HYUNDAI - Investment Analysis: Buy Signal or Bull Trap?
Back to ListInvestment Rating: 4.2
| Stock Code | HYUNDAI | Market Cap | 1,78,104 Cr. | Current Price | 2,190 ₹ | High / Low | 2,890 ₹ |
| Stock P/E | 31.3 | Book Value | 209 ₹ | Dividend Yield | 0.96 % | ROCE | 54.2 % |
| ROE | 42.2 % | Face Value | 10.0 ₹ | DMA 50 | 2,286 ₹ | DMA 200 | 2,217 ₹ |
| Chg in FII Hold | -0.91 % | Chg in DII Hold | 0.86 % | PAT Qtr | 1,195 Cr. | PAT Prev Qtr | 1,570 Cr. |
| RSI | 39.9 | MACD | -35.2 | Volume | 8,97,487 | Avg Vol 1Wk | 7,67,244 |
| Low price | 1,542 ₹ | High price | 2,890 ₹ | PEG Ratio | 1.29 | Debt to equity | 0.05 |
| 52w Index | 48.1 % | Qtr Profit Var | 6.30 % | EPS | 70.0 ₹ | Industry PE | 32.0 |
📊 Analysis: Hyundai shows strong fundamentals with ROE (42.2%) and ROCE (54.2%), supported by a debt-light balance sheet (0.05). Valuations are fair with a P/E of 31.3 compared to industry average of 32.0, and PEG ratio (1.29) suggests growth is reasonably priced. Dividend yield (0.96%) provides modest income support. Current price (₹2,190) is below both 50 DMA (₹2,286) and 200 DMA (₹2,217), reflecting short-term weakness. RSI (39.9) indicates oversold conditions, while MACD (-35.2) shows bearish sentiment. The ideal entry zone lies between ₹2,050–₹2,150 for long-term investors. If already holding, maintain positions for 3–5 years, leveraging strong profitability and sector growth, but consider partial profit booking near ₹2,800–₹2,890 resistance levels.
✅ Positive
- Exceptional ROE (42.2%) and ROCE (54.2%) highlight superior capital efficiency.
- Low debt-to-equity ratio (0.05) ensures financial stability.
- EPS at ₹70.0 provides a strong earnings base.
- DII holdings increased (+0.86%), reflecting domestic institutional confidence.
⚠️ Limitation
- Dividend yield (0.96%) is modest despite strong profitability.
- Quarterly PAT declined (₹1,195 Cr vs ₹1,570 Cr), showing margin pressure.
- Stock trading below DMA levels, showing weak near-term momentum.
📉 Company Negative News
- Decline in FII stake (-0.91%), showing reduced foreign investor confidence.
- MACD (-35.2) indicates weak near-term momentum.
📈 Company Positive News
- EPS strength supports long-term valuation.

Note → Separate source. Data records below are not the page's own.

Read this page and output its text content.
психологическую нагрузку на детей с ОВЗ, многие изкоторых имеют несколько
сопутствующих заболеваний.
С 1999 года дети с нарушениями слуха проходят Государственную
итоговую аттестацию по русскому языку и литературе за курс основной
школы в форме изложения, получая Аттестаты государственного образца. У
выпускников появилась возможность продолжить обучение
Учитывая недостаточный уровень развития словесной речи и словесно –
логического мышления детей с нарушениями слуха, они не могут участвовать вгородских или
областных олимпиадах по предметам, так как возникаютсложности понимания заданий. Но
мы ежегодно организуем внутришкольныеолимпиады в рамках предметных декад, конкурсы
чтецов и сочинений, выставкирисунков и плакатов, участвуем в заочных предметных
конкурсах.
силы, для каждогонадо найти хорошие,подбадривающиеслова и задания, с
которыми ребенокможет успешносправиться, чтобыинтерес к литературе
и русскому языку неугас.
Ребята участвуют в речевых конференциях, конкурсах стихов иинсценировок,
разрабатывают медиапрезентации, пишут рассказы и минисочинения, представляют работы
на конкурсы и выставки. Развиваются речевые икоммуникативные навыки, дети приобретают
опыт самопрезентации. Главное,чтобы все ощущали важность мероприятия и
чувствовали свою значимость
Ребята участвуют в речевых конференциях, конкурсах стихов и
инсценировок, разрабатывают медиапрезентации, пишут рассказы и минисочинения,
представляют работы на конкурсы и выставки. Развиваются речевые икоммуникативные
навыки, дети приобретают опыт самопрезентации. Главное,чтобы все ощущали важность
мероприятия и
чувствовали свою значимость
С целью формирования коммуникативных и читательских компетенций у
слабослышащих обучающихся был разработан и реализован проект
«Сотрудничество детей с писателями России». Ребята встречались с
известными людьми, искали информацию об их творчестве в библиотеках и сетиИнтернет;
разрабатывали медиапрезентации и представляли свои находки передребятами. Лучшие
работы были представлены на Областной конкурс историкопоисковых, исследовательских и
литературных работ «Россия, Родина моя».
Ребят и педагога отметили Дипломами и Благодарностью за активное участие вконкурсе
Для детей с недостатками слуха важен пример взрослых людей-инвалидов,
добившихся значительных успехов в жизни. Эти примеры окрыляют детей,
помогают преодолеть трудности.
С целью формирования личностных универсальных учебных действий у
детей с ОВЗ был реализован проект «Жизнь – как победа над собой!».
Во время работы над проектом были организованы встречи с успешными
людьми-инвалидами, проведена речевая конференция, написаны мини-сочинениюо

- Strong ROE and ROCE highlight operational efficiency.
- Volume stability (8.9L vs avg 7.6L) shows consistent investor interest.
🏭 Industry
- Automobile sector benefits from rising demand and global expansion.
- Industry PE (32.0) is aligned with Hyundai, suggesting fair sector valuations.
🔎 Conclusion
Hyundai is a fundamentally strong company with exceptional profitability and low debt, making it a solid candidate for long-term investment. Ideal entry is around ₹2,050–₹2,150. Existing holders should maintain positions for 3–5 years, leveraging growth and dividends, while booking profits near ₹2,800–₹2,890 resistance levels.
Would you like me to extend this with a peer benchmarking overlay (Maruti Suzuki, Tata Motors, Mahindra & Mahindra) so you can compare Hyundai’s valuation and profitability against its closest automobile peers?